Island in the Sun (1957)
Island in the Sun is a 1957 drama film produced by Darryl F. Zanuck and directed by Robert Rossen. The film is about race relations and interracial romance set in the fictitious island of Santa Marta. Barbados and Grenada were selected as the sites for the movie based on the 1955 novel by Alec Waugh. The film was controversial at the time of its release for its on-screen portrayal of interracial romance.
Director – Robert Rossen
Writers – Alfred Hayes, Alec Waugh (novel)
Cast –
James Mason as Maxwell Fleury
Harry Belafonte as David Boyeur
Joan Fontaine as Mavis Norman
Joan Collins as Jocelyn Fleury
Dorothy Dandridge as Margot Seaton
Michael Rennie as Hilary Carson
Patricia Owens as Sylvia Fleury
John Justin as Denis Archer
Stephen Boyd as Euan, Lord Templeton
Diana Wynyard as Mrs. Fleury
Basil Sydney as Julian Fleury
John Williams as Colonel Whittingham
Ronald Squire as Lord Templeton
Hartley Power as Bradshaw
Watch “Island in the Sun” (1957)
Plot
During one spring in the 1950s the complex relationships of four couples, of black, white and mixed race, play out against the pronounced social inequality dividing the ruling British elite and the slave-descended native population of a small (fictitious) West Indian island.
Maxwell Fleury (James Mason) is a white plantation owner’s son who suffers from an inferiority complex and makes rash decisions to prove his worth. He is tormented by jealousy of his wife Sylvia (Patricia Owens), and is envious of his younger sister Jocelyn (Joan Collins), who is being courted by the handsome, young, Oxford-bound Euan Templeton (Stephen Boyd), newly arrived on Santa Marta to visit his father, Lord Templeton (Ronald Squire, the island’s governor).
David Boyeur (Harry Belafonte), an ambitious and self-advancing young black union leader emerging as a powerful politician, is diplomatically courted by Templeton yet seen by some as a threat to the white ruling class. Mavis Norman (Joan Fontaine), the widow of the deceased elder scion of the Fleury plantation, Arthur, develops a romantic interest in Boyeur that leads to both attraction and tension between the two.

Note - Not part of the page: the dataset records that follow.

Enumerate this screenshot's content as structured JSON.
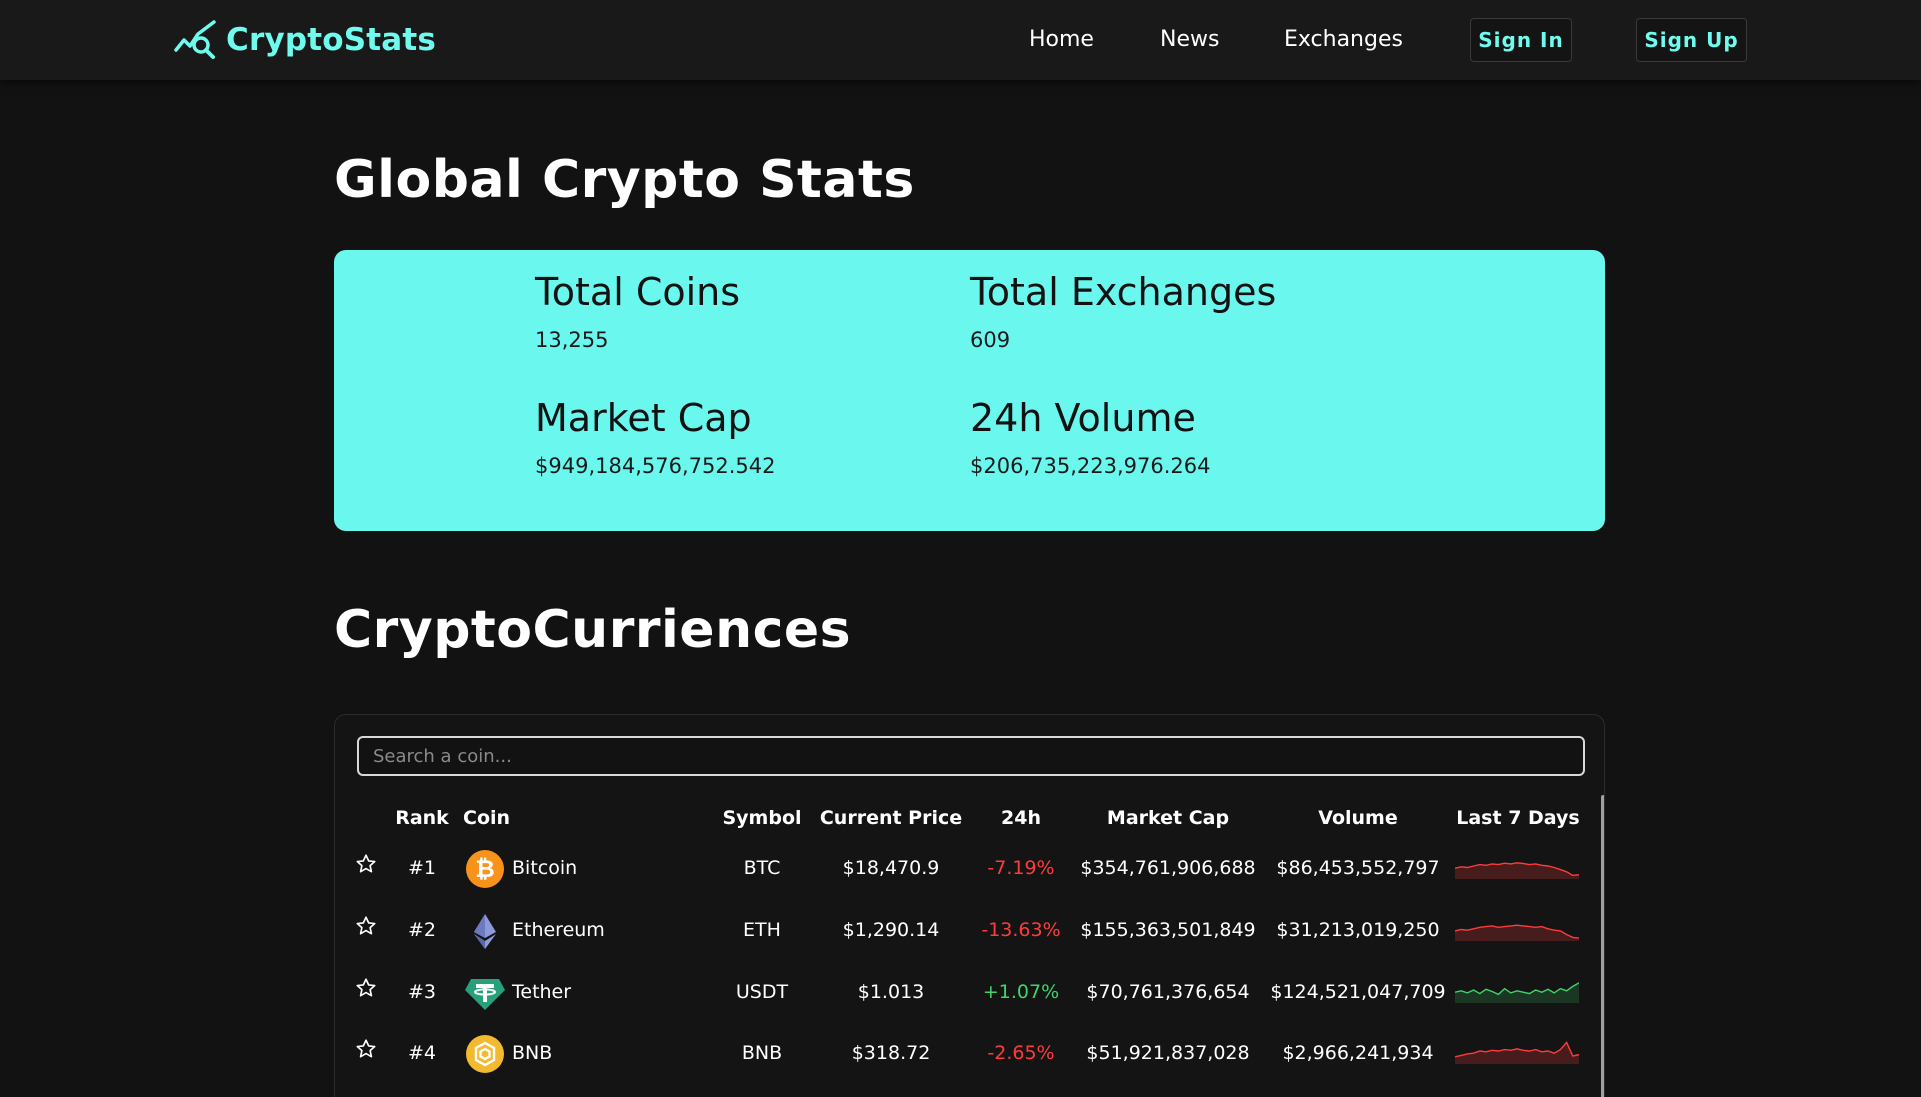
{
  "nav": {
    "brand": "CryptoStats",
    "links": [
      "Home",
      "News",
      "Exchanges"
    ],
    "sign_in": "Sign In",
    "sign_up": "Sign Up"
  },
  "global": {
    "title": "Global Crypto Stats",
    "stats": [
      {
        "label": "Total Coins",
        "value": "13,255"
      },
      {
        "label": "Total Exchanges",
        "value": "609"
      },
      {
        "label": "Market Cap",
        "value": "$949,184,576,752.542"
      },
      {
        "label": "24h Volume",
        "value": "$206,735,223,976.264"
      }
    ]
  },
  "crypto": {
    "title": "CryptoCurriences",
    "search_placeholder": "Search a coin...",
    "columns": [
      "Rank",
      "Coin",
      "Symbol",
      "Current Price",
      "24h",
      "Market Cap",
      "Volume",
      "Last 7 Days"
    ],
    "rows": [
      {
        "rank": "#1",
        "name": "Bitcoin",
        "symbol": "BTC",
        "price": "$18,470.9",
        "change": "-7.19%",
        "change_dir": "neg",
        "market_cap": "$354,761,906,688",
        "volume": "$86,453,552,797",
        "icon": "bitcoin-icon",
        "color": "#f7931a",
        "spark": [
          70,
          66,
          68,
          64,
          60,
          62,
          58,
          60,
          56,
          58,
          55,
          57,
          60,
          58,
          62,
          64,
          68,
          74,
          80,
          90,
          88
        ]
      },
      {
        "rank": "#2",
        "name": "Ethereum",
        "symbol": "ETH",
        "price": "$1,290.14",
        "change": "-13.63%",
        "change_dir": "neg",
        "market_cap": "$155,363,501,849",
        "volume": "$31,213,019,250",
        "icon": "ethereum-icon",
        "color": "#627eea",
        "spark": [
          72,
          68,
          70,
          66,
          62,
          60,
          58,
          62,
          60,
          58,
          56,
          58,
          60,
          62,
          60,
          66,
          70,
          72,
          82,
          90,
          92
        ]
      },
      {
        "rank": "#3",
        "name": "Tether",
        "symbol": "USDT",
        "price": "$1.013",
        "change": "+1.07%",
        "change_dir": "pos",
        "market_cap": "$70,761,376,654",
        "volume": "$124,521,047,709",
        "icon": "tether-icon",
        "color": "#26a17b",
        "spark": [
          70,
          66,
          72,
          64,
          74,
          62,
          68,
          76,
          60,
          72,
          66,
          70,
          74,
          64,
          70,
          62,
          72,
          60,
          66,
          54,
          44
        ]
      },
      {
        "rank": "#4",
        "name": "BNB",
        "symbol": "BNB",
        "price": "$318.72",
        "change": "-2.65%",
        "change_dir": "neg",
        "market_cap": "$51,921,837,028",
        "volume": "$2,966,241,934",
        "icon": "bnb-icon",
        "color": "#f3ba2f",
        "spark": [
          80,
          76,
          72,
          70,
          64,
          66,
          62,
          64,
          60,
          62,
          58,
          62,
          64,
          60,
          66,
          64,
          70,
          60,
          40,
          78,
          74
        ]
      }
    ]
  },
  "colors": {
    "accent": "#6ffcee",
    "card": "#6af7ee",
    "negative": "#ff3b3b",
    "positive": "#3fd46b"
  }
}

Denis Archer (John Justin), the governor’s aide-de-camp and want-to-be novelist, becomes smitten by Margot Seaton (Dorothy Dandridge), a mixed-race beauty seeking to better her position in life through hard work over irrepressible feminine charm. He wins her away from Boyeur and gets her a job as a secretary in the governor’s office.
Insecure in his marriage, Maxwell magnifies a case of mistaken identity into the obsession that his wife is having an affair with Hilary Carson (Michael Rennie), an attractive and single former war hero. He strangles Carson during a quarrel, then tries to make it look like a robbery. Colonel Whittingham (John Williams), the cagey chief of police, investigates the crime as a murder. Soon, he begins dropping telling hints to Maxwell drawn from Dostoevsky’s “Crime and Punishment”.
Euan falls heavily for Jocelyn, who puts off his proposal of marriage, to be sure “everything is right”.
Maxwell decides to run for the legislature. A visiting American journalist, Bradshaw (Hartley Power), writes an exposé revealing that Maxwell’s paternal grandmother was part black, which is resignedly confirmed by the senior Fleury. At a campaign rally Maxwell first publicly embraces his newfound bi-racial identity, but is jeered by a black crowd egged on by Boyeur, which rejects his embrace. Humiliated, he then denounces his black heritage and insults everyone there.
Jocelyn learns she is pregnant by Euan, but, with a title and seat in the House of Lords lying ahead for him, does not wish to burden him with a child of mixed race. Seeking to eliminate this roadblock to marriage and her daughter’s happiness, her mother reveals to her that Julian Fleury was not her father but a fully white Englishman instead, the result of secreted affair.
Maxwell realizes he has been cornered by Wittinham. A broken man, he attempts to muster the will for suicide, but fails. Resolved to his fate, he arranges to surrender to the police.
Jocelyn and Euan wed, then board a plane to England, followed up the gangway by the also newly wedded Margot and Denis, on to their own new life together there.
Mavis presses her campaign to become serious with Boyeur but he rejects her advances, maintaining he must stay within his own race to be accepted by his people. Ruefully, she accepts his rebuff, and, hurt by his jilt, leaves him behind at their rendezvous at the beach. Boyeur is left to walk back alone to town in the dying light approaching dusk.